Congresswoman Stacey E. Plaskett (D-VI), Congresswoman Jenniffer González Colón (R-PR), Congressman Ritchie Torres (D-NY) and others filed HR 537, the Supplemental Security Income Equality Act, to extend the Supplemental Security Income (SSI) program to residents of the Virgin Islands and Puerto Rico. Congresswoman Plaskett released the following statement:
“SSI is [an] anti-poverty program in which the federal government financially assists people age 65 and older with income under the poverty level and minors with disabilities or conditions such as cancer, cerebral palsy, Down syndrome and multiple sclerosis, among other conditions that affect the family and the individual’s ability to generate enough income to live. Since coming to Congress I have been advocating for the non-discrimination of American citizens living in the Virgin Islands and other territories to be afforded these benefits. Indeed, as early as 1977 my predecessors have been advocating and introducing legislation for this benefit.
“Beneficiaries of the SSI must apply for all other benefits for which they may be eligible before they can receive assistance under that program. The maximum amount of money that the SSI program provides is $794 per month for an individual or $1,191 per month for a couple. For 2019, the average SSI beneficiary received $551 per month [$655 for minors with disabilities]. In the Virgin Islands and indeed the other territories as well this supplemental income is desperately needed to support our neediest residents.
“Virgin Islanders, who are American citizens, feel the weight of discrimination every day when they try to access benefits but are automatically denied just because they live in a territory instead of one of the 50 states. The pandemic has devastated [the] Virgin Islands economy and thousands are struggling to make ends meet. Ensuring equal access to anti-poverty benefits, like SSI, will help Virgin Islanders put food on their tables and ease the financial pressures families are facing.
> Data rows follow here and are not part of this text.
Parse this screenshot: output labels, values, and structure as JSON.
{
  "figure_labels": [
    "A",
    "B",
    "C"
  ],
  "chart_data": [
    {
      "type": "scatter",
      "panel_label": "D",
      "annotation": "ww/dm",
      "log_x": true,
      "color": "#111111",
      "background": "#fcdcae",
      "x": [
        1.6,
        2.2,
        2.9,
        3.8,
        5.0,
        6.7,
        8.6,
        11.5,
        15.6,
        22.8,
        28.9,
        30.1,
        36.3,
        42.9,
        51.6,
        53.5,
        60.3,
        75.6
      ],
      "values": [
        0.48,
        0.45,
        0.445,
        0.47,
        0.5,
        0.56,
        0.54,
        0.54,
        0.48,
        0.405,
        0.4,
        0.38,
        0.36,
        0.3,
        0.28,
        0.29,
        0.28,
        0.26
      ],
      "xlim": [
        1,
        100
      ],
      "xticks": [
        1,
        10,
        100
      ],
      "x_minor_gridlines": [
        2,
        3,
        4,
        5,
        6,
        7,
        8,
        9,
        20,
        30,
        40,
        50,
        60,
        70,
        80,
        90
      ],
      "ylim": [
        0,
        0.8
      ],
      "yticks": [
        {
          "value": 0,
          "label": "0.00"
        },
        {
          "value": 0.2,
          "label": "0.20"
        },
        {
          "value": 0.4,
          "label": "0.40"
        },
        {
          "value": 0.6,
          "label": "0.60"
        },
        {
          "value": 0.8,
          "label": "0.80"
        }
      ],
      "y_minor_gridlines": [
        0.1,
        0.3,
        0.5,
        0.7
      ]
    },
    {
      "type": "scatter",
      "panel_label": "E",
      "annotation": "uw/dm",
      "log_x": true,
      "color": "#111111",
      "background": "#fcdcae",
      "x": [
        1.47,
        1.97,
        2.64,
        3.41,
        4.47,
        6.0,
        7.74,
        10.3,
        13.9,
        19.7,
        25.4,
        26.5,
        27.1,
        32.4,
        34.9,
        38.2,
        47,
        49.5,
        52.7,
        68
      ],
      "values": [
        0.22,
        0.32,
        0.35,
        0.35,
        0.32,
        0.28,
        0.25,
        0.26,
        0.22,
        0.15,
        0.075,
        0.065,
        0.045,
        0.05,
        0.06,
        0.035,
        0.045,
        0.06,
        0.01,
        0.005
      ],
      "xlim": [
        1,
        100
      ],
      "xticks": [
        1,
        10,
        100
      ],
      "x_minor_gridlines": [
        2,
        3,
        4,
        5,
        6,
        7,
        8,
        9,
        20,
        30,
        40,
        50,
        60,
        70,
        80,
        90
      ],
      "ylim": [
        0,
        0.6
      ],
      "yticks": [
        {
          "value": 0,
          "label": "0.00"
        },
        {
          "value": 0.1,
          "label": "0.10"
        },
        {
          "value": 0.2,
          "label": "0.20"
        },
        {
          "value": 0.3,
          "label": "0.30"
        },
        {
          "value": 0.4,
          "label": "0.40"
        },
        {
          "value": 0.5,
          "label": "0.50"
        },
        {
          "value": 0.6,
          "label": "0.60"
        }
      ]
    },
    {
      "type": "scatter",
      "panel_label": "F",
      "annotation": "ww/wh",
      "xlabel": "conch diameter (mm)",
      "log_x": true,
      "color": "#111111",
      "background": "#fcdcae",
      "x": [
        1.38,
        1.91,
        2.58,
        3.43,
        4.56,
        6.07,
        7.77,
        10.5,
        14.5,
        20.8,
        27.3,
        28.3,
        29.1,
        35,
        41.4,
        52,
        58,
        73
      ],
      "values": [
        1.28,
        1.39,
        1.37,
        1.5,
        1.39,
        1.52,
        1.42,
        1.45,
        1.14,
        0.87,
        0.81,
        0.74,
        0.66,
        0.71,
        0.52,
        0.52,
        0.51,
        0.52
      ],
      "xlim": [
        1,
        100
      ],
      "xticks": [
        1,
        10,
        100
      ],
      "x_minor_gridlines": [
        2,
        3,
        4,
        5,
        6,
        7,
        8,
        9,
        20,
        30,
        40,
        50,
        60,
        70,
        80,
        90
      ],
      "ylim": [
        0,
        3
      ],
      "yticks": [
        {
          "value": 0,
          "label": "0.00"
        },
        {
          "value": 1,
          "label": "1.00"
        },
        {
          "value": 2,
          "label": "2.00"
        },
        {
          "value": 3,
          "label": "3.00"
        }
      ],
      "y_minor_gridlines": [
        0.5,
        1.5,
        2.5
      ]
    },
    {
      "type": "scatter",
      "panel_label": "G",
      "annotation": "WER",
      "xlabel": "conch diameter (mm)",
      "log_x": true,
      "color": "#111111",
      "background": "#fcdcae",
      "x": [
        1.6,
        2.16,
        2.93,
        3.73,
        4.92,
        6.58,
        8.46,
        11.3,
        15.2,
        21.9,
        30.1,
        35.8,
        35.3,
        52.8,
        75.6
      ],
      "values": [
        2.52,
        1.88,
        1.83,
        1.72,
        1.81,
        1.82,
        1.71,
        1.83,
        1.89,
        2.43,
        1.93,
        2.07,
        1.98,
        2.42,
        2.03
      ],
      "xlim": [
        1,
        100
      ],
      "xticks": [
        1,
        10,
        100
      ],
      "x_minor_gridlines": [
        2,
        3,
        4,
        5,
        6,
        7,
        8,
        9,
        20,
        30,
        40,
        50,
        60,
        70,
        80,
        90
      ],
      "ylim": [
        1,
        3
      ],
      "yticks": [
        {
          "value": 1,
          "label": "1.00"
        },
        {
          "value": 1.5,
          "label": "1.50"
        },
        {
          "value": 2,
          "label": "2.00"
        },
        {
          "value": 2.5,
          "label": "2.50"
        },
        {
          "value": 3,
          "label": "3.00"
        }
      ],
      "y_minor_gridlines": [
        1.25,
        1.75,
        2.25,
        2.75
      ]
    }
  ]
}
“Myself, Congresswoman Gonzalez Colon and other co-sponsors are encouraged by the First Circuit Court of Appeals decision in April 10, 2020, in U.S. v. Vaello-Madero, which found it unconstitutional for the Social Security Administration to deny Supplemental Security Income [SSI] benefits to otherwise qualified individuals based on their residence. We are continuing to push the new administration to not request review by the U.S. Supreme Court, and we are working together with my position on the Ways and Means Committee to further advance the issue.
“Obtaining access to the SSI program for Virgin Islanders continues to be part of my priorities.”